Although the family company explored stakes and mining operations all over the world, their greatest development remained the important Hollinger Mine in Timmins, Ontario, originally founded as a company town to house miners, which Paré had named after his uncle, Noah, in 1912.

==Personal life==
Paré married Lucy Victoria Griffith (3 May 1888 - 24 April 1987), daughter of Irish-born Edward Arthur Griffith (1857 - 1949), who became a mining attorney, had migrated with his family to Australia in 1871 where, in 1887, he had secretly married Australian Lucy Jane Armstrong. Despite a Griffith family history of a happy union resulting from a clandestine wedding; the union of Lucy's parents precipitated a permanent estrangement between her father and his mother, Hannah Rose Cottingham (1826 - 1921), daughter of James Courtney Morton Cottingham, Esquire (1788 - 1876) and Hannah Robinson; she was the second wife and widow of Arthur Hill Griffith, an Irish magistrate (1810 - 1881) who was the son of Richard Griffith, MP and half-brother of Sir Richard Griffith, 1st Baronet.

The parents of Richard Griffith, MP were kinsmen who had secretly married in 1751. Richard Griffith, Sr. was wed to celebrated 18th-century Irish dramatist, fiction writer, essayist and actress, Elizabeth Griffith — the great-great-grandmother of Lucy Griffith Paré.

Lucy's father, E.A. Griffith had ventured from his home in Melbourne to the Eastern Goldfields of the Western Australian Goldfields in the Goldfields-Esperance region, to assuage the financial hardship that had resulted from family estrangement over his marriage, settling in Kalgoorlie and finding success as an attorney for North-Western Associated Gold Mines (W.A.), Limited.
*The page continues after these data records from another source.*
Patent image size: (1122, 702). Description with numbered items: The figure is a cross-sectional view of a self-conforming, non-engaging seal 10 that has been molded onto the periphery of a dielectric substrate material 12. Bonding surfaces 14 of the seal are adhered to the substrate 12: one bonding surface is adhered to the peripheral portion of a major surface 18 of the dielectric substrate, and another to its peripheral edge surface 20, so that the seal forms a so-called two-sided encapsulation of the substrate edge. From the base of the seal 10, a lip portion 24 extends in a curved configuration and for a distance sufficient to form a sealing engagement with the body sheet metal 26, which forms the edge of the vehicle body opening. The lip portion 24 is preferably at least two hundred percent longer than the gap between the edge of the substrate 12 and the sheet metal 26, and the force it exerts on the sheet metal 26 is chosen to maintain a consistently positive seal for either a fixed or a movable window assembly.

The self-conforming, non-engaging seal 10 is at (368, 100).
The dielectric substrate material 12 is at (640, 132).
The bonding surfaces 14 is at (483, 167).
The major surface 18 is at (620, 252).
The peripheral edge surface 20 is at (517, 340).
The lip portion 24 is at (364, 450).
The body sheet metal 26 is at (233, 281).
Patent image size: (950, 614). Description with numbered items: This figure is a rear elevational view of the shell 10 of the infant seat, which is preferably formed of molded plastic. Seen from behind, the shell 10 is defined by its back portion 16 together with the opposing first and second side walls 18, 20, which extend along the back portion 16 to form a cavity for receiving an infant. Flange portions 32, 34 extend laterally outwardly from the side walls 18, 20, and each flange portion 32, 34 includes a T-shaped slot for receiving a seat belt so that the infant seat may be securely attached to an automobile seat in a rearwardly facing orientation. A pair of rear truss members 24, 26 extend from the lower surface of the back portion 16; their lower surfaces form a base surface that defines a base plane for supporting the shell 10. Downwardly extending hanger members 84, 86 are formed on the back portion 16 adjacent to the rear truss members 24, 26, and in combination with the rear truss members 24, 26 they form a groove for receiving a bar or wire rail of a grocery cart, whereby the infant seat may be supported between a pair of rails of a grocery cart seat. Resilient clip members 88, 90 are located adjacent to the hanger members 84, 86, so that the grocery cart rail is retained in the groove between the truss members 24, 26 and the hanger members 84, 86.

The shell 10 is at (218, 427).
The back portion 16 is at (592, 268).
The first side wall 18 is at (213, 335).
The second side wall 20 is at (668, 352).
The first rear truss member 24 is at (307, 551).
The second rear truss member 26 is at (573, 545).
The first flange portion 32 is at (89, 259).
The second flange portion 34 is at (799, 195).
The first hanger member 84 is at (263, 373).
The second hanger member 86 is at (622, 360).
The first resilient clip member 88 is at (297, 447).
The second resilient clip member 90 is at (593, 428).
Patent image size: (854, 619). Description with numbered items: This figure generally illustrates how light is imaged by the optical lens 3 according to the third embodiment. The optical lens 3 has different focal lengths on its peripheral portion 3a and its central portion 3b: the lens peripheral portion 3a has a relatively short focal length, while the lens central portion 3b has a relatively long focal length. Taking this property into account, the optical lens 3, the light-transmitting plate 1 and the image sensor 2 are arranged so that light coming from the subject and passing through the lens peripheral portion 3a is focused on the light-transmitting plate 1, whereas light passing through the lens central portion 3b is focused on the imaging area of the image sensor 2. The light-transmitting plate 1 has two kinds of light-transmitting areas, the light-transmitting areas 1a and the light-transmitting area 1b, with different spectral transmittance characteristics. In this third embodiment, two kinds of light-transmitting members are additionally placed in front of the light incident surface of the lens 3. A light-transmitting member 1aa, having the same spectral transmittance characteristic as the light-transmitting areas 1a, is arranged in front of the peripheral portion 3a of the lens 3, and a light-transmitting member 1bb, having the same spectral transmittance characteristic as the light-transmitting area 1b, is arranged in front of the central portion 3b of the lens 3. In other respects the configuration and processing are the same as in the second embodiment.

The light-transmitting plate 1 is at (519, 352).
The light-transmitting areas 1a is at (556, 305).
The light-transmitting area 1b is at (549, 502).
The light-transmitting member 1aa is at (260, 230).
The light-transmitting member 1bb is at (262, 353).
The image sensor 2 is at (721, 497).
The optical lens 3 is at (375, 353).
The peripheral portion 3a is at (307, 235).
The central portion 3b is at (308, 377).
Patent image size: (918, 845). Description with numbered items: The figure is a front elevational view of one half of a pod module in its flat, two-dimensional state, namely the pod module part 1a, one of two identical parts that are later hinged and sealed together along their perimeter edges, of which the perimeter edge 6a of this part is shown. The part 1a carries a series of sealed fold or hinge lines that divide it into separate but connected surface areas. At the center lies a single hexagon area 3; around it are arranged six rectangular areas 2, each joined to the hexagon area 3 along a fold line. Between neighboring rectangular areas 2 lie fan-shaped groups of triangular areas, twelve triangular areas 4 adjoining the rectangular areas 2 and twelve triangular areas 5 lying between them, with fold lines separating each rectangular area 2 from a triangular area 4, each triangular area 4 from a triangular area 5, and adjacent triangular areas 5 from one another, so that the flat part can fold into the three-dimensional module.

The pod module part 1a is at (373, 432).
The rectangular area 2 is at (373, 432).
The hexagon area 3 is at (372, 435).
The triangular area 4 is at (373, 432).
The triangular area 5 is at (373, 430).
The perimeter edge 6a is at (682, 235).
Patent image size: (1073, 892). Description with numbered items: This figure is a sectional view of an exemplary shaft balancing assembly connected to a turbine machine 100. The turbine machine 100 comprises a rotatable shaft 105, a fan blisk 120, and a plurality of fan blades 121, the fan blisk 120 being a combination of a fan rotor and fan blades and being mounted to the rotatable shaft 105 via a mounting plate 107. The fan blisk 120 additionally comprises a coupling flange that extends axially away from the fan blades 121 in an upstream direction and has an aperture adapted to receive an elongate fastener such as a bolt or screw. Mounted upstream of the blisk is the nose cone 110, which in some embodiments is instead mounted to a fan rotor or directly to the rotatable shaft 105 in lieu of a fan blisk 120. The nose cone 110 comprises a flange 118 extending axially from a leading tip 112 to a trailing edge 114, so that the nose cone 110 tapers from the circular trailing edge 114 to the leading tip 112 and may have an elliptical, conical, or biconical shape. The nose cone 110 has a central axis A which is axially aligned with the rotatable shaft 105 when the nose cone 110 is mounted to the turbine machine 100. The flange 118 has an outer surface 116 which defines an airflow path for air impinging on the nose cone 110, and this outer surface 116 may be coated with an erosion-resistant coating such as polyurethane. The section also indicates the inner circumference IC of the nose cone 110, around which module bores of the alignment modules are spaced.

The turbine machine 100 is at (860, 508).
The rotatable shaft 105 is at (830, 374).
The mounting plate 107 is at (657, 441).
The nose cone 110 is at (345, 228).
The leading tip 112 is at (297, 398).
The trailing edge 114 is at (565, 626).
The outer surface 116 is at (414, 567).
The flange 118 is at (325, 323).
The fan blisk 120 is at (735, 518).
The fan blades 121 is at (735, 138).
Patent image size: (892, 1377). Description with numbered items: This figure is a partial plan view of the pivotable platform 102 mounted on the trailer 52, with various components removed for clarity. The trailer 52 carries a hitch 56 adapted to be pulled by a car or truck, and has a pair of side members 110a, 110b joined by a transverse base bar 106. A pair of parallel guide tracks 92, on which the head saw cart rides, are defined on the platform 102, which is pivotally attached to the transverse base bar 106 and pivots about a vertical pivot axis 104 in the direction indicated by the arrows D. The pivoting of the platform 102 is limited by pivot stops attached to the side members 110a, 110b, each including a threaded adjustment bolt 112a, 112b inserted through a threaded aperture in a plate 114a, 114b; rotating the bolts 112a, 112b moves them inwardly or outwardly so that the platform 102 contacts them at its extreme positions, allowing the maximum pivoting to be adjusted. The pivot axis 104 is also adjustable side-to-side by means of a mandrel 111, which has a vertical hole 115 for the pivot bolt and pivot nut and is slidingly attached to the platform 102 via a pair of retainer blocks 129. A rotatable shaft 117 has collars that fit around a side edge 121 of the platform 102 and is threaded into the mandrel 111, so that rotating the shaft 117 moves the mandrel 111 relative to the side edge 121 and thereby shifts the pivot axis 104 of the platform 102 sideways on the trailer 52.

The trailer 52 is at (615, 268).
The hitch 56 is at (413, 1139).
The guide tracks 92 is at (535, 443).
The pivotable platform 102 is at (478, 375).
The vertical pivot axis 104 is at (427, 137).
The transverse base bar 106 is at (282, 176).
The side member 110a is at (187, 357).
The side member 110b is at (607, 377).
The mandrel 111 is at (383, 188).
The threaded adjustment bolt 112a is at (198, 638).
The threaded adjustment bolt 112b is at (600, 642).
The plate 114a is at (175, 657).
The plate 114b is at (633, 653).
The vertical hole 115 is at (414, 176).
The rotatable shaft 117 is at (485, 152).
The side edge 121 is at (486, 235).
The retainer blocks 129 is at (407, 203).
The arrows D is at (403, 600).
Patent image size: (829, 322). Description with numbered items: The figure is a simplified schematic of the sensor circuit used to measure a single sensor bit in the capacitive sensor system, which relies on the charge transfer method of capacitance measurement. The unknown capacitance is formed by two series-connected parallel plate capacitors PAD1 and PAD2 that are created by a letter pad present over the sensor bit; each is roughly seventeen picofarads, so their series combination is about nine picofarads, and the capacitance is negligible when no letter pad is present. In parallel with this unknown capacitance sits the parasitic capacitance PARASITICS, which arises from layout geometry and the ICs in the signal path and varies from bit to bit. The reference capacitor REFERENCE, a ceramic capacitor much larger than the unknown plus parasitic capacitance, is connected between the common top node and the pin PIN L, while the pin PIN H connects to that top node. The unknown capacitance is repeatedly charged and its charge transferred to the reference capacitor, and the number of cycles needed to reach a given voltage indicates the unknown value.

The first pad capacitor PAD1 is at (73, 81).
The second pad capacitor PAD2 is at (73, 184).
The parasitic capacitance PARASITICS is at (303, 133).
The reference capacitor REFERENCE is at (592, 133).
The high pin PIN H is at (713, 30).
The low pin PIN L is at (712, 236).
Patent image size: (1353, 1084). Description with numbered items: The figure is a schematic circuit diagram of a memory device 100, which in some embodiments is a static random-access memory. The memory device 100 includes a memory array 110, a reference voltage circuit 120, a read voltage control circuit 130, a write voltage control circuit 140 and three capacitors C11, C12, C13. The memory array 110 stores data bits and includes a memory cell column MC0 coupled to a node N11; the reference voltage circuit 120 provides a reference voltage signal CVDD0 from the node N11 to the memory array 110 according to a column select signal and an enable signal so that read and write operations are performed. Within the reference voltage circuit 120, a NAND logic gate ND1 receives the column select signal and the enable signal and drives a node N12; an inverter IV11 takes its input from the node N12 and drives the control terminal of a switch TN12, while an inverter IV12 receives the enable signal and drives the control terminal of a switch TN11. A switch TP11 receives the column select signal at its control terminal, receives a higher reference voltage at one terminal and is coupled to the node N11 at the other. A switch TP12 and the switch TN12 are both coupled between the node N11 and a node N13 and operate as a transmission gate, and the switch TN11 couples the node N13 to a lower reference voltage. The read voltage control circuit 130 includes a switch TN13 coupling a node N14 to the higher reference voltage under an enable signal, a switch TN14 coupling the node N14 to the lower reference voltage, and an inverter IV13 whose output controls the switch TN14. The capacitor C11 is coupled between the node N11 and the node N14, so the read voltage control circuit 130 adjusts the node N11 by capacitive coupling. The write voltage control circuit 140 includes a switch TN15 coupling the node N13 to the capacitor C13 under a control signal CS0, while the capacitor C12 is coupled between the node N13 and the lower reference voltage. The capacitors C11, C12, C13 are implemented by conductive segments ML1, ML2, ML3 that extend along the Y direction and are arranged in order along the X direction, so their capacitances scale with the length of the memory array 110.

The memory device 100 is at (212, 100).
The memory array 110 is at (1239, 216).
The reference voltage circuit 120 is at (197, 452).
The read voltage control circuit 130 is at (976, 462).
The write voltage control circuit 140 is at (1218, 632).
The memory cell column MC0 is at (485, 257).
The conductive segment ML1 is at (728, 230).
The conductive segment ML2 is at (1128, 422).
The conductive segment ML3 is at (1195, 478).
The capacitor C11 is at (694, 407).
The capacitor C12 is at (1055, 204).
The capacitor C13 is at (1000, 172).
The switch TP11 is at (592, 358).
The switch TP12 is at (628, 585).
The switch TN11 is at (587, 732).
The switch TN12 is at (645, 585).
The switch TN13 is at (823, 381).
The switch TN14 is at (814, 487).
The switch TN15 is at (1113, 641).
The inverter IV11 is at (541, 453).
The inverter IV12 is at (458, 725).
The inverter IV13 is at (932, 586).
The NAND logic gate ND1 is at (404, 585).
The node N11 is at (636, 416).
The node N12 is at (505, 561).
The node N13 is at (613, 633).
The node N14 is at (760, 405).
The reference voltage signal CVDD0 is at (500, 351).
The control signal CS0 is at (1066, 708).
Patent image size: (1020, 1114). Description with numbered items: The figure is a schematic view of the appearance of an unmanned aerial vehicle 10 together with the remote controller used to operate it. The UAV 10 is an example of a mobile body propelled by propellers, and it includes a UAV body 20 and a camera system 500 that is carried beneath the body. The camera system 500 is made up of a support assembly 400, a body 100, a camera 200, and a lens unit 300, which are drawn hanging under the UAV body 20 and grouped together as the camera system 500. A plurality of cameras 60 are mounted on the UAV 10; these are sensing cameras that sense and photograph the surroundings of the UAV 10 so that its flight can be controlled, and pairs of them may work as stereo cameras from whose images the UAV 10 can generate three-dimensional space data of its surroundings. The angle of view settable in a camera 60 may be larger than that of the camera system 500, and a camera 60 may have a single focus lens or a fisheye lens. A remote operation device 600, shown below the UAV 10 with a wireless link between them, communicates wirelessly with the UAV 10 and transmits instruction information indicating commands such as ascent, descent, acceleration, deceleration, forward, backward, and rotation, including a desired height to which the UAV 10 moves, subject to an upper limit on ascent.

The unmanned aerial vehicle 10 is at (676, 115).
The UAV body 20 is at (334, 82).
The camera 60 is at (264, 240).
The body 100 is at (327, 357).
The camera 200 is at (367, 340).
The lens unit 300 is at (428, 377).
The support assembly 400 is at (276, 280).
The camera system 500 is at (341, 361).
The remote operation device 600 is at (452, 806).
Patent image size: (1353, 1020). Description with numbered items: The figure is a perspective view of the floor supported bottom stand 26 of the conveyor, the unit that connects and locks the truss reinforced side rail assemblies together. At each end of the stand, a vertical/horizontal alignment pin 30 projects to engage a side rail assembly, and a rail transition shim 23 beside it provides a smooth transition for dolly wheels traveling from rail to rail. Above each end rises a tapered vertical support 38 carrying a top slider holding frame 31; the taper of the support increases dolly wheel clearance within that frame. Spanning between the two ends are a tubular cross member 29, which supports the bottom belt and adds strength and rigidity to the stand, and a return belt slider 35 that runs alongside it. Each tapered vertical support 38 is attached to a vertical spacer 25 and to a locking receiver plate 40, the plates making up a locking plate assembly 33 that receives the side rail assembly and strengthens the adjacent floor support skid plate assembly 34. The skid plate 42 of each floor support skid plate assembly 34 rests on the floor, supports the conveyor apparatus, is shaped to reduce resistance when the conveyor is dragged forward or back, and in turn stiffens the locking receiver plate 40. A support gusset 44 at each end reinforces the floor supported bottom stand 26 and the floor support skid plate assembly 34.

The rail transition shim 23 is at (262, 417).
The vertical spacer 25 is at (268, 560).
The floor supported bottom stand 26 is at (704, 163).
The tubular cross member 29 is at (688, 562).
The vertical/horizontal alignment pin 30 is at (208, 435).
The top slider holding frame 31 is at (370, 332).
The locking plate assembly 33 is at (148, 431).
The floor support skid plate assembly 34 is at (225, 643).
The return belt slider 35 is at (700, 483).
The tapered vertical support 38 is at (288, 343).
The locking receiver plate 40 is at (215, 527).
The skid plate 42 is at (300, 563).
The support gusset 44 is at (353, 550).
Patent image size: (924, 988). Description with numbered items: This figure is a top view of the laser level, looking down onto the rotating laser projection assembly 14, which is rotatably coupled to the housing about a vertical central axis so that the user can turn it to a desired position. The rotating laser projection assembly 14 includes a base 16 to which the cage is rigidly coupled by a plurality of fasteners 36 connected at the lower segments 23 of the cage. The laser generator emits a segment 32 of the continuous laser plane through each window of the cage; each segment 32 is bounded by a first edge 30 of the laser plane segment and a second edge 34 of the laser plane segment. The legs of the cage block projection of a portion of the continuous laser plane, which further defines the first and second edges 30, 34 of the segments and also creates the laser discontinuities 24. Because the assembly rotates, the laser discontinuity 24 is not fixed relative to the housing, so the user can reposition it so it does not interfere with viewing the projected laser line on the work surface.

The estranged younger brother of Lucy's father, Arthur Hill Griffith, for whom Griffith, New South Wales is named, became a Member of Parliament under the Australian Labor Party, and was eventually Minister for Public Works, then Minister of Public Education. A.H. Griffith encouraged the 1915 establishment of the Newcastle steelworks, personally negotiating the project with BHP.

==Legacy==
The Alphonse and Lucy Griffith Paré Foundation was founded by the nine children of Al and Lucy Paré.

Paré's legacy is recounted in Lucy Griffith Paré's autobiography, The Seeds: The Life Story of a Matriarch, published in 1984.

Son Jules-Arthur Paré (1917 - 2013) was Professor Emeritus of McGill University Faculty of Medicine. His granddaughter– the great-granddaughter of Al and Lucy Paré –is actress Jessica Paré, who rose to fame in the cast of Mad Men. Alphonse Paré's great-grandson is David de Burgh Graham, member of the Parliament of Canada for Laurentides--Labelle.